Nachgefragt bei … Heinz-Peter Meidinger

Der Bildungsanwalt

Meine Intelligenz wird täglich gefordert durch …
die unzähligen Dinge, die ich nach Dringlichkeit und Wichtigkeit priorisieren muss.

Zuletzt dumm dagestanden habe ich, als …
ich wieder einmal eine Einladung zu einer internationalen Diskussionsveranstaltung ablehnen musste, weil mir dafür die erforderliche Sprachkompetenz in Englisch fehlt.

Mit 20.000 zusätzlichen Lehrkräften würde ich als Erstes …
die Unterrichtsreserve an den Schulen aufbauen, um den hohen Unterrichtsausfall zu minimieren. Von zehn Schulstunden fällt durchschnittlich eine aus.

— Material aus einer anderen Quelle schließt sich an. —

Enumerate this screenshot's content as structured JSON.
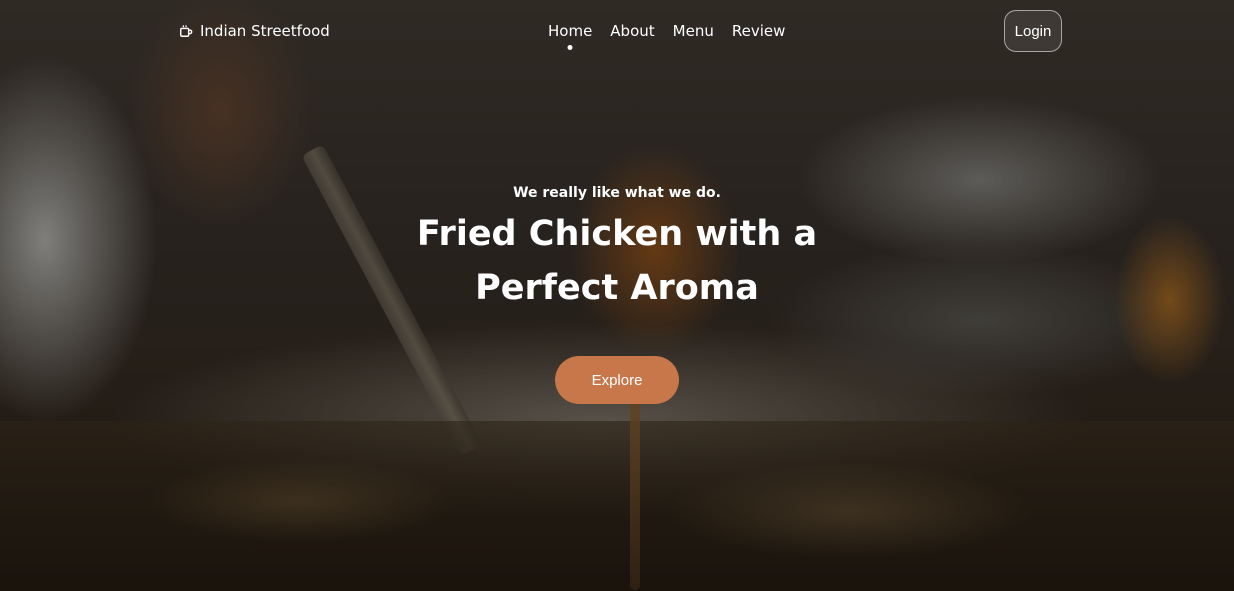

Die größte Schwachstelle des deutschen Schulsystems ist, dass …
es zwischen den Bundesländern dramatische Leistungsunterschiede und kein Mindestmaß an Vergleichbarkeit bei Lernstandards und Abschlussprüfungen gibt.

Die größte Stärke ist jedoch, dass …
es keine Zweiteilung zwischen einem teuren, leistungsfähigen Privatschulwesen und einem abgehalfterten öffentlichen Schulwesen gibt wie etwa in angelsächsischen Ländern. Eine große Stärke war auch der hohe Stellenwert der beruflichen Bildung, das scheint sich aber leider zu ändern.

Dieses Buch möchte ich unbedingt lesen, lege es aber doch immer wieder beiseite:
Bislang habe ich um Marcel Prousts Auf der Suche nach der verlorenen Zeit wegen des ungeheuerlichen Umfangs einen Bogen gemacht. Das werde ich aber im nächsten Jahr ändern.

Ein Buch, das ich immer wieder lesen könnte, …
ist der Fragebogen von Max Frisch. Bei jeder neuerlichen Lektüre komme ich auf neue Einsichten und Gedanken.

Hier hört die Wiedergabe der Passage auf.